SABESP E COMGÁS EXPLODEM 36 CASAS NO JAGUARÉ E TARCÍSIO NÃO É COBRADO

A “obra” do momento da Sabesp é a explosão do Jaguaré. Tarcísio segue emplacando a imagem de gestor, ao menos para a Folha e o Estadão

Às 9h30 da terça-feira 12 de maio, este jornalista buscava nas páginas principais dos sites da Folha de S. Paulo e de O Estado de S. Paulo as informações atualizadas sobre a explosão ocorrida na véspera no bairro paulistano do Jaguaré, de grandes proporções, que deixou um morto, atingiu 36 imóveis e desalojou 160 pessoas. Encontra descrições sobre o alcance da fatalidade e alguns questionamentos técnicos sobre suas razões. Não encontra uma linha sequer cobrando o governador Tarcísio de Freitas sobre a absoluta incompetência das empresas responsáveis pela tragédia – Sabesp e Comgás.https://landing.mailerlite.com/webforms/landing/r9f0h9

Fosse Fernando Haddad, por exemplo, governador de São Paulo, como os atabloidados jornalões dirigir-se-iam a ele? Certamente, a pontapés. Com o privatista Tarcísio, bolsonarista incompetente disfarçado de gestor, essa imprensa cínica opta por uma espécie de rigor protocolar. O argumento de que invocar o tema da privatização ideologiza um acidente de natureza técnico-gerencial nada mais é do que fugir ao aprofundamento do problema.

O mestre Cláudio Abramo, maior jornalista que este país já viu, dizia que o repórter pode descrever um buraco de rua como consequência da erosão do solo e da precária manutenção do encanamento subterrâneo – e estará dizendo a verdade. Mas pode acrescentar, para sorte dos seus leitores, que a manutenção do encanamento subterrâneo era precária porque a empresa responsável pagava altos dividendos aos seus acionistas e não investia na troca das tubulações antigas.

A Comgás foi privatizada pelo governador tucano Mário Covas no fim dos anos 1990. Hoje, pertence ao grupo brasileiro Compass, ligado à Cosan. Executa serviço de natureza pública mediante regulação e fiscalização estatal, por meio da Arsesp, a Agência Reguladora de Serviços Públicos do Estado de São Paulo.  Os índices de satisfação da população paulistana com os serviços da Comgás são positivos. Já a Sabesp é uma aberração tarcisiana.

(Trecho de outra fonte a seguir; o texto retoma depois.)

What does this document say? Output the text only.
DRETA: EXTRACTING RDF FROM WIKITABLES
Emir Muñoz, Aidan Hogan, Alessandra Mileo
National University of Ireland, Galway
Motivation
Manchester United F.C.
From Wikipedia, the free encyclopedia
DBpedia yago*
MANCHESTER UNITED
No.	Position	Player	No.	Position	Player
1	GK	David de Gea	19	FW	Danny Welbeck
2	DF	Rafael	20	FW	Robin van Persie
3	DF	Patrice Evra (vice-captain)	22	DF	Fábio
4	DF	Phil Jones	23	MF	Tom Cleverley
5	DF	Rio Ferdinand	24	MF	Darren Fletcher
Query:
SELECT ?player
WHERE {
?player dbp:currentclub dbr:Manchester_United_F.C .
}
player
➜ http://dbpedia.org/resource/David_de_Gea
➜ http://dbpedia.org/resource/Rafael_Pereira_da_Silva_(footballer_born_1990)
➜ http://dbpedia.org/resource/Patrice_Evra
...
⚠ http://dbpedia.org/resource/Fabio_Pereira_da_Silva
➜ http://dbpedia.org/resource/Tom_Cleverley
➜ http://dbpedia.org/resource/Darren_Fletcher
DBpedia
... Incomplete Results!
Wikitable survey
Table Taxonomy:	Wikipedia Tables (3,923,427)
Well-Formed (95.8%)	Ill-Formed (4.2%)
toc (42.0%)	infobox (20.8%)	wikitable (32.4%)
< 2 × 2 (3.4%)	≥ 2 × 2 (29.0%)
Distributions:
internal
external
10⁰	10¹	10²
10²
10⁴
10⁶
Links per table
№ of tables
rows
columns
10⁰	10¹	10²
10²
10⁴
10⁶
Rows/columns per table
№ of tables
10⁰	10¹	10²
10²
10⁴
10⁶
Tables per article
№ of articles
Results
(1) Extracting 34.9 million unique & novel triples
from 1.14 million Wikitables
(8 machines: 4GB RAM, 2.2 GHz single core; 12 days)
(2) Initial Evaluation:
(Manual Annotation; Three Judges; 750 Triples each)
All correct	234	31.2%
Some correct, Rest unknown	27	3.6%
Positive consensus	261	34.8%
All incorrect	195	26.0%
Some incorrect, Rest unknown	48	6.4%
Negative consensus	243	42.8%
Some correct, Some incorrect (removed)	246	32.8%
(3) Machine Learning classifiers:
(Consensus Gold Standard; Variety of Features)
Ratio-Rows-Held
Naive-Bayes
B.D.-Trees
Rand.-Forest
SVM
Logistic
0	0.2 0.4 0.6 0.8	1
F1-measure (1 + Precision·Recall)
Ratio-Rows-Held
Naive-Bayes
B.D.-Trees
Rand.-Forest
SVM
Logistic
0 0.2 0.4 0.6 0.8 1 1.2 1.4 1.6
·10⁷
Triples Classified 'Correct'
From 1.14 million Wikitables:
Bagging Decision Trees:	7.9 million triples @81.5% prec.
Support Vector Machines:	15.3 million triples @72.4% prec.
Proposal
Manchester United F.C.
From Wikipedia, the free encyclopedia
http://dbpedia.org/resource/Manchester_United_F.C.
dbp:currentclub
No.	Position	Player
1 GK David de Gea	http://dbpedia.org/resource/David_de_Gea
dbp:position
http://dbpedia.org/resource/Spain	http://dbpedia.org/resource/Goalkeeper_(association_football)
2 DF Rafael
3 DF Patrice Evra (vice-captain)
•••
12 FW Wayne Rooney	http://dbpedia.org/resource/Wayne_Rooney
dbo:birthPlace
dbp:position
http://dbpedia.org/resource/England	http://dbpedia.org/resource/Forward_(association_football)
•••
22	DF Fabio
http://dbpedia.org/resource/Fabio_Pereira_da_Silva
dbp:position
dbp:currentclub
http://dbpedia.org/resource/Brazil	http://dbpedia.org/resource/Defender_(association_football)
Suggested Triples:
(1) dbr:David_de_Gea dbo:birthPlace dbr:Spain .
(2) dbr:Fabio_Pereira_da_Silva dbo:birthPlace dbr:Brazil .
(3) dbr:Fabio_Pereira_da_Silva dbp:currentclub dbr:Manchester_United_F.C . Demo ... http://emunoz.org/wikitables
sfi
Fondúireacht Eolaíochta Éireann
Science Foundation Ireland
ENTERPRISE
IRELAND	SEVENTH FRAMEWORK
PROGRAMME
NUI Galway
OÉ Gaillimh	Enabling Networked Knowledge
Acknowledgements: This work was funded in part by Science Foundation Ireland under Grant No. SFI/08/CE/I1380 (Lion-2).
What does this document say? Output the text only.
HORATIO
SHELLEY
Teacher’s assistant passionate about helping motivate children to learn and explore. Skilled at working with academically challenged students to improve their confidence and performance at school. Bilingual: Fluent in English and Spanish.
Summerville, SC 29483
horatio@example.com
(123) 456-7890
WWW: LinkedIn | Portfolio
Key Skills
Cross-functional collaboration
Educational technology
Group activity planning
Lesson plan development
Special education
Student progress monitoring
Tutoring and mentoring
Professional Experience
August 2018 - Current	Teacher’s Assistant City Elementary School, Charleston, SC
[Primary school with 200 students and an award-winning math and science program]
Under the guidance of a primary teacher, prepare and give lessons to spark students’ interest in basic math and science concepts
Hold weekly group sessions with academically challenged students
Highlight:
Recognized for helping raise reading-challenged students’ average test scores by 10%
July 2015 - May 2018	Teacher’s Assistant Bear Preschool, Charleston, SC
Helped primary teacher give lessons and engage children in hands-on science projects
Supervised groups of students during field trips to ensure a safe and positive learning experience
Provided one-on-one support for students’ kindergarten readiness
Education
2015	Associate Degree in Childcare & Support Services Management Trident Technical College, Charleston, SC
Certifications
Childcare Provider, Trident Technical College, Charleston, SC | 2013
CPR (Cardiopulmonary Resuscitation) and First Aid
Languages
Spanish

Tarcísio de Freitas pouco teve de responder pela privatização da estatal paulista de águas e esgoto, questionada por 50 ações judiciais. À época, estarreceu a forma como foi assimilada a nomeação de Karla Bertocco Trindade para presidir o Conselho de Administração da empresa privatizada, já que ela integrava o Conselho da Equatorial, empresa que arrematou a estatal – aliás, sem concorrentes. O preço de venda por ação foi cerca de R$ 67,00, enquanto o valor justo estimado seria R$ 103,90.

O fato até seria justificável, com muito boa vontade, se os serviços oferecidos à população dessem um salto de qualidade. Mas o salto foi em profundidade, para dentro de um poço de incompetência.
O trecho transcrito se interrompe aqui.